While each decade of the 20th century has its own distinctive innovations in fashion that defined it, the 2010s and 2020s have been all about nostalgia.
Rarely is a brand new trend born, and borrowing from the culture of the past has defined the majority of the fashion trends we have embraced in recent years.
This isn't new, and the 20 year trend cycle - the time it takes for a trend to reach its peak, die out for an extended period, then become fashionable again - has been well-documented. However, as we become more incurably online and apps such as TikTok and Pinterest compete to be the first to establish new micro-trends and define the next aesthetic era, it seems like a different fashion phantom from the archives of the 2000s and 2010s is making a comeback every other day.
With the 20-year trend cycle now shortening thanks to the endless need to define "the next big thing," the 2010s are already being plundered for their re-emerging trend potential - and one of the first Tumblr era archetype's to make a comeback is "twee".
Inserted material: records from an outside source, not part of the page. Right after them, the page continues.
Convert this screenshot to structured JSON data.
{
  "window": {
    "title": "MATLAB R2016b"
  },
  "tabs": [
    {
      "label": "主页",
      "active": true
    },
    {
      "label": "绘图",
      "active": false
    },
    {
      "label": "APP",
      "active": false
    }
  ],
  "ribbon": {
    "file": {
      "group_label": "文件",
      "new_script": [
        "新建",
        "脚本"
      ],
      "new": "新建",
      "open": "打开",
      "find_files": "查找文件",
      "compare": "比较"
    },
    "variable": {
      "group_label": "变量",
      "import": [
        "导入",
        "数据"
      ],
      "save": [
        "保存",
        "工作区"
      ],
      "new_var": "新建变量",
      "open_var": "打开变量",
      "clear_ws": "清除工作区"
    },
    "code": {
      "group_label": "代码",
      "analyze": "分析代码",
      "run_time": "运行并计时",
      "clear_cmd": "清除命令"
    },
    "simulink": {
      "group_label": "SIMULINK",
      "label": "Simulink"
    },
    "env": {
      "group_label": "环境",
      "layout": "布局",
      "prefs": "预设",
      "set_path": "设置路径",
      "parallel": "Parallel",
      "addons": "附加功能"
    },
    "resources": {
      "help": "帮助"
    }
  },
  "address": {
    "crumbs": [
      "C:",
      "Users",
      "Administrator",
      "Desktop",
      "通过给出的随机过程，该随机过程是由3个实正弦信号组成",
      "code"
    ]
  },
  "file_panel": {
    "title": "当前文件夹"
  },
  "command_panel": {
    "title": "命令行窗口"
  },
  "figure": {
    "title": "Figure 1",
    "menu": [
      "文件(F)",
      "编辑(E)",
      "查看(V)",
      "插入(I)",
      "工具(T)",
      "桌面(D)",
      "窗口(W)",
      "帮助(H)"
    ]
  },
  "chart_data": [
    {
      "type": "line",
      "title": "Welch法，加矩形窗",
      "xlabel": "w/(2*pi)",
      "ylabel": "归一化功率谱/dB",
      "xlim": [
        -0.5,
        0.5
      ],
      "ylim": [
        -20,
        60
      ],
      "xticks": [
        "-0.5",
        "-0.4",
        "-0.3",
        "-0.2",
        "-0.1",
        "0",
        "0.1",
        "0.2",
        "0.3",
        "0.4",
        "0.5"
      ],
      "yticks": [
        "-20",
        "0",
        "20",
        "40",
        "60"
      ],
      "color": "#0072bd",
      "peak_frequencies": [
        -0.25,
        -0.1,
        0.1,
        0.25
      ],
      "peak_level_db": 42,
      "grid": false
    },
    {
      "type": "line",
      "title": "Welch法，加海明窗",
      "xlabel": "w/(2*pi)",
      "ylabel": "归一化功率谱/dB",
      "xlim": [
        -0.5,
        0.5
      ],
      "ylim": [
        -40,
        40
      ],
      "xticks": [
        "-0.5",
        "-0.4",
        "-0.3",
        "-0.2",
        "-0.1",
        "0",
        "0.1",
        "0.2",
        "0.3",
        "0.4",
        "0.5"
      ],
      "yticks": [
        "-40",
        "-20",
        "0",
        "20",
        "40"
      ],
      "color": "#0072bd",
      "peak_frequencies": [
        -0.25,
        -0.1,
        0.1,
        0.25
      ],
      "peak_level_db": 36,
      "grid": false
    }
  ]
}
TikTok is currently littered with claims that the genre is on its way back, with many users doing post-mortem examinations of the dead aesthetic and reflecting on twee it-girls of the past such as Alexa Chung and Zoey Deschanel.
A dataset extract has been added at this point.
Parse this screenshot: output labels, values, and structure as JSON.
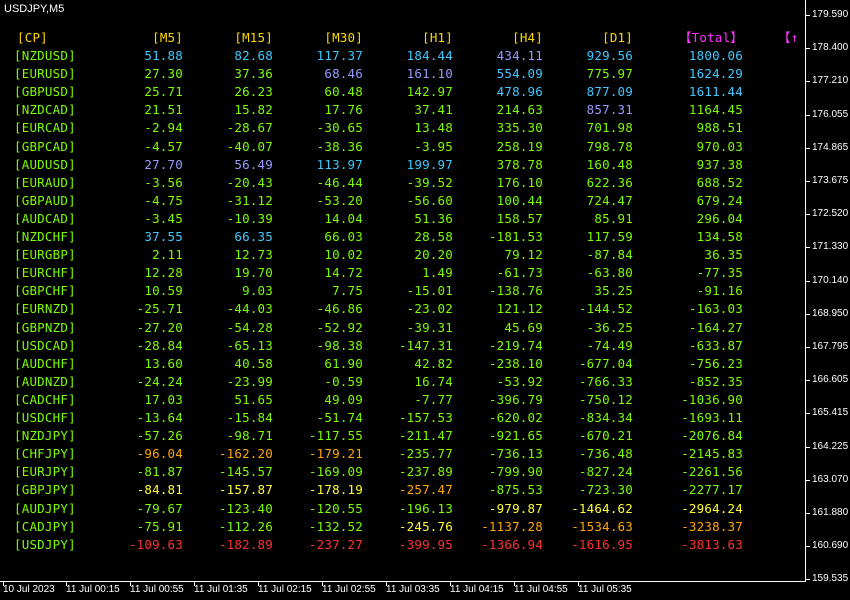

It’s debatable as to whether or not the trend is actually coming back, or if twee is the latest aesthetic to fall victim to social media’s penchant for falling over itself to predict the next micro trend.
Ultimately, twee is just a subset of a certain style genre that hasn’t been mentioned for the best part of a decade - hipsters.
There are very few millennial aesthetic tropes that were more openly despised than the hipster, from their love of tight jeans and moustache motifs to launching the avocado toast phenomenon that has continued to dog the millennial generation. Hipsters were the style tribe that both launched and sank dozens of fashion trends in the early 2010s.
Twee has a certain set of defining characteristics: brogues, skater dresses with chintzy collars, vintage coats teamed with satchel bags for the female identifying, and tweed blazers, bowties and patterned vintage jumpers for those who want a masculine take, accompanied by large, fake reading glasses, snapping photos on polaroid cameras and listening to Kate Nash on vinyl.
Trend eras swing back and forth from one extreme to the other – the dulcet femininity of the 1950s made way for the short and sexy 1960s, the floral and earthy 1970s was followed by the neons and neoprenes of the 1980s.
In its original format, twee was the welcome antidote to the y2k decade that came before it, as people craved an artsy, more conservative successor to the hyper-pop and grunge aesthetics of the millennium decade.
In a 2022 context, it makes perfect sense that we are hurtling back towards twee. The performative quaintness of twee, with its charity shop aesthetic and intentional nerdiness, is a relieving contrast from what we saw in 2021, with the uncomfortable return of early 2000s trends like low-rise jeans, exposed thongs and crystal embellishments.
Like the envelopment of a duvet day after a night of raucous partying, twee offers a comfortable place to land after months of garish micro-trends. If the Y2k style resurgence was about looking like you just left the set of Euphoria, twee is about looking like the background actor of a Wes Anderson film.
Not only does twee make sense from a fashion perspective, but from a personal perspective too. Twee reigned supreme in the era of long-form blogging and tangible "quirky" interests like collecting vintage hats, brewing craft beer and investing in a record library.
These elements felt real and physical thanks to their old-timeyness, a welcome departure from the shallowness that an increasingly digital existence can incur.
Hipster and twee are some of the most carefully constructed archetypes of style, but after so much time being chronically online during the pandemic, it seems that digital natives are craving what they perceive as a more authentic way of existing.
Tangibility in the form of clothing inspired by a lost way of living rather than looking good on Instagram, sepia-hued film photos instead of pixels and physical records over Spotify charts.

We currently exist in an environment of hyper coolness in all things – posing moodily online, the return in popularity of 'It Girls' like Paris Hilton and Megan Fox, and even dating now is such a power dynamic as to who can play it the coolest and act like they care the least. The personality twee embodies is the antithesis of this: borderline eager, endearingly nerdy and kooky without shame.
Millennials and Gen Z alike are looking to the recent past for a time that felt less combative, pre-pandemic, when we had a more balanced blend of online and offline life. Millennials can recall the carefree vibes of the twee era, while younger TikTokkers hanker for a simpler way of life they weren’t quite old enough to invest in when it was here the first time around.
However, much like the resurgence of wired headphones, bloomers and velour tracksuits on TikTok, it seems to me that the twee aesthetic is a flash in the pan of nostalgic trends being remembered online.
Unlike the rise in interest in other trends though, twee holds more anthropological weight thanks to its symbolism, and might be the first falling domino in a cultural procession of reclaiming more of our time from the digital world and opting to rejoin society after the pandemic as a more authentic version of ourselves.